Die SP äusserte sich
wohlwollend über die Abfederung, liebäugelte aber mit dem Sparplan Maxi statt
Midi (damit würde die Stadt das entstehende Defizit ganz stopfen). Die SVP sah
das genau andersrum. Fraktionssprecher Patrick Freudiger führte aus, dass beim
Sparplan vor allem die jüngeren Arbeitnehmenden Nutzniesser:innen seien und die
hätten eher noch Handlungsspielraum, deshalb sei es in den Augen seiner Partei
nicht zwingend nötig, die Sparbeiträge aufzupolieren. Das Argument, dass die
Attraktivität der Stadt als Arbeitgeberin darunter leiden könnte, liess er
nicht gelten. Immerhin sei man bei der Revision des Personalreglements sehr
grosszügig gewesen. Er hob auch mahnend den Zeigefinger: In einer Zeit, in der
Steuererhöhungen angedacht sind (dazu kommen wir später), sei es das falsche
Signal, weitere Beitragserhöhungen zu beschliessen.
«Links will man also das
Maximum und rechts will man Nichts», fasste Reto Müller am Ende der Debatte
trocken zusammen. Nicht, dass das was Neues wäre. Die SP strebt stets nach dem
maximalen Maximum, weil das Minimum ihnen nicht reicht, um ihre maximalen
Ansprüche an die maximale Bestleistung zu befriedigen und man sich mit dem
Minimum auch nicht zufriedengeben kann, wenn man nach der maximalen Überwindung
des Kapitalismus strebt. Die SVP dagegen
will minimale Veränderungen, die sich so minimal auswirken, dass nur ein
minimaler Bruchteil der Bevölkerung maximal davon profitieren kann. Und am Ende
trifft man sich halt in der Mitte.
Dadurch, dass die SP ihren
Antrag schlussendlich zurückzog – um zu verhindern, dass sich die Stimmen
zwischen ihrem und dem Antrag des Gemeinderates aufteilen – blieb es schliesslich
bei der salomonischen Lösung des Gemeinderates. Oder um es in den Worten von Diego
Clavadetscher auszudrücken: Der Status Quo wird sichergestellt und die älteren
Arbeitnehmenden weiter unterstützt.
Sieg nach Punkten für den
Gemeinderat.
Die Zukunft,
Ein
Stück Papier,
Der
Name lässt mich schaudern,
Finanzplan
Sein
Bruder ist das Budget
Das Defizit
hängt über uns,
Wir lachen
trotzdem
(und
geben weiter Geld aus)
Als nächstes folgte ein
Vortrag von Finanzvorsteher Roberto di Nino (SVP), der sowohl den Finanzplan
(IHHHHH!) und das Budget 2022 (WUHÄÄÄ!) vorstellte. Und der Vortrag war
wirklich gut und nachvollziehbar, aber ich spar es mir jetzt, den komplett
zusammenfassen (wir müssen ja eh sparen, ne?). Wer sich das antun…äh, ich
meine, wer die genauen Zahlen einsehen will, kann das auf der Webseite www.langenthal.ch gerne tun (ihr werdet sie
bei der total übersichtlichen Gestaltung der Seite sicher schnell finden…) und
sonst werdet ihr in der nächsten Abstimmungsbotschaft alles finden.

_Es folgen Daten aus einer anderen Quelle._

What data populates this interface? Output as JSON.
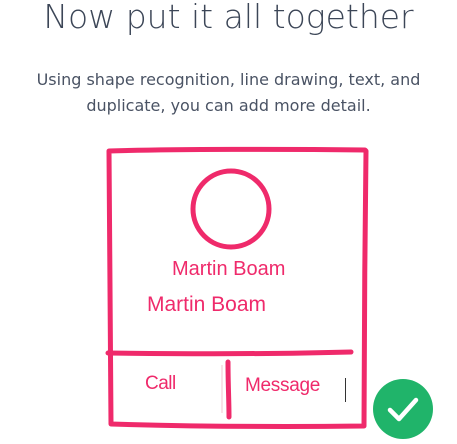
{
  "heading": {
    "title": "Now put it all together",
    "subtitle": "Using shape recognition, line drawing, text, and duplicate, you can add more detail."
  },
  "sketch": {
    "stroke_color": "#ef2a6b",
    "name_primary": "Martin Boam",
    "name_duplicate": "Martin Boam",
    "call_label": "Call",
    "message_label": "Message"
  },
  "badge": {
    "icon": "checkmark-icon",
    "color": "#20b46a"
  }
}
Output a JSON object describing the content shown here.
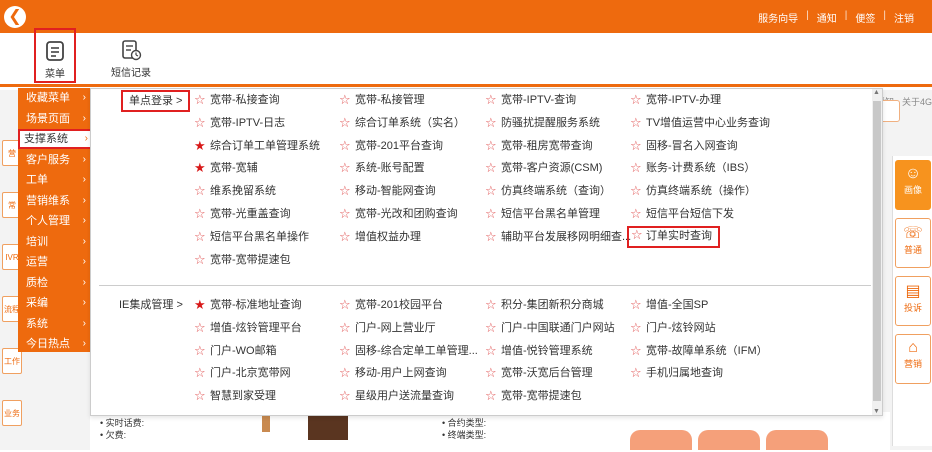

Es gibt ein paar Dinge, die
ich erwähnenswert finde. Erstens: Auch dieses Budget leidet noch immer unter
den Auswirkungen von Corona. So sind die Steuererträge noch immer eher unterdurchschnittlich.

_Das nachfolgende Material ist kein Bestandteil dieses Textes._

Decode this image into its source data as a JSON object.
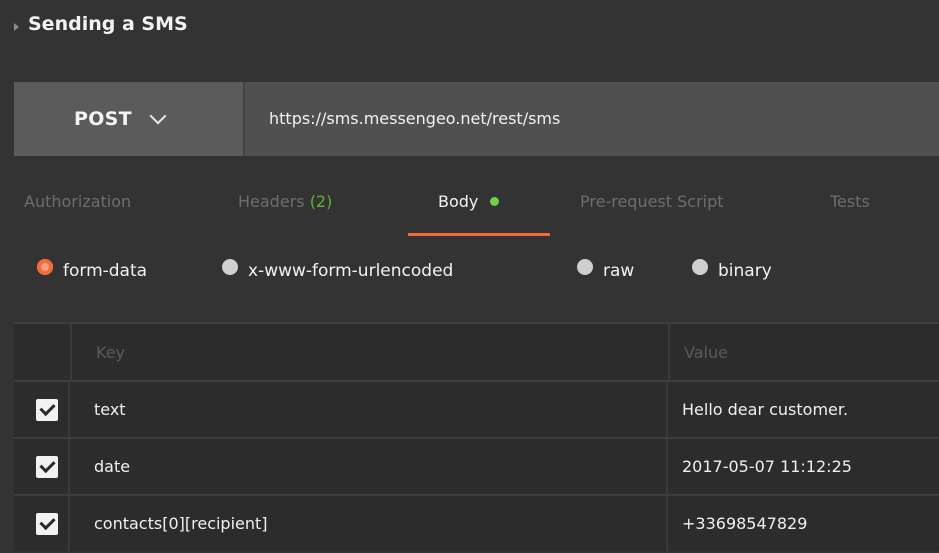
{
  "request": {
    "title": "Sending a SMS",
    "method": "POST",
    "url": "https://sms.messengeo.net/rest/sms"
  },
  "tabs": [
    {
      "label": "Authorization",
      "count": "",
      "active": false
    },
    {
      "label": "Headers",
      "count": "(2)",
      "active": false
    },
    {
      "label": "Body",
      "count": "",
      "active": true
    },
    {
      "label": "Pre-request Script",
      "count": "",
      "active": false
    },
    {
      "label": "Tests",
      "count": "",
      "active": false
    }
  ],
  "body_modes": [
    {
      "label": "form-data",
      "selected": true
    },
    {
      "label": "x-www-form-urlencoded",
      "selected": false
    },
    {
      "label": "raw",
      "selected": false
    },
    {
      "label": "binary",
      "selected": false
    }
  ],
  "table": {
    "key_header": "Key",
    "value_header": "Value",
    "rows": [
      {
        "key": "text",
        "value": "Hello dear customer.",
        "checked": true
      },
      {
        "key": "date",
        "value": "2017-05-07 11:12:25",
        "checked": true
      },
      {
        "key": "contacts[0][recipient]",
        "value": "+33698547829",
        "checked": true
      }
    ]
  },
  "colors": {
    "background": "#333333",
    "accent": "#f26b3a",
    "status_dot": "#6fd14a",
    "count": "#5eb32f"
  }
}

Zweitens: Das Budgetdefizit 2022 beträgt 5. 38 Mio Franken, was knapp über den
angestrebten 5 Mio liegt. Drittens: Der Selbstfinanzierungsgrad ist mit -5 Grad
extrem mies. Eine Unternehmung wäre mit diesem Wert schon lange hops gegangen.
Jetzt kann man eine Stadt nur bedingt mit der Privatwirtschaft vergleichen.
Aber schlussendlich schleckt es keine Geiss weg, dass Langenthal weit über
seine Verhältnisse lebt. Onyx Millionen hin oder her. Roberto de Nino machte
dann auch keinen Hehl daraus, dass die fetten Jahre des fröhlichen Geldausgebens
vorbei sind und Sparübungen nötig sein werden bzw. schon nötig geworden sind.
Für Diego Clavadetscher
(FDP) ist das kein Grund Trübsal zu blasen. Im Gegenteil, er zeigte sich fast
schon euphorisch. «Der Gemeinderat übernimmt Führungsverantwortung» lobte er
die Exekutive für ihren Mut, den Rotstift nicht nur zu spitzen, sondern auch
tatsächlich anzusetzen. Und weiter: «Ich hoffe, der erlischt nicht wieder!»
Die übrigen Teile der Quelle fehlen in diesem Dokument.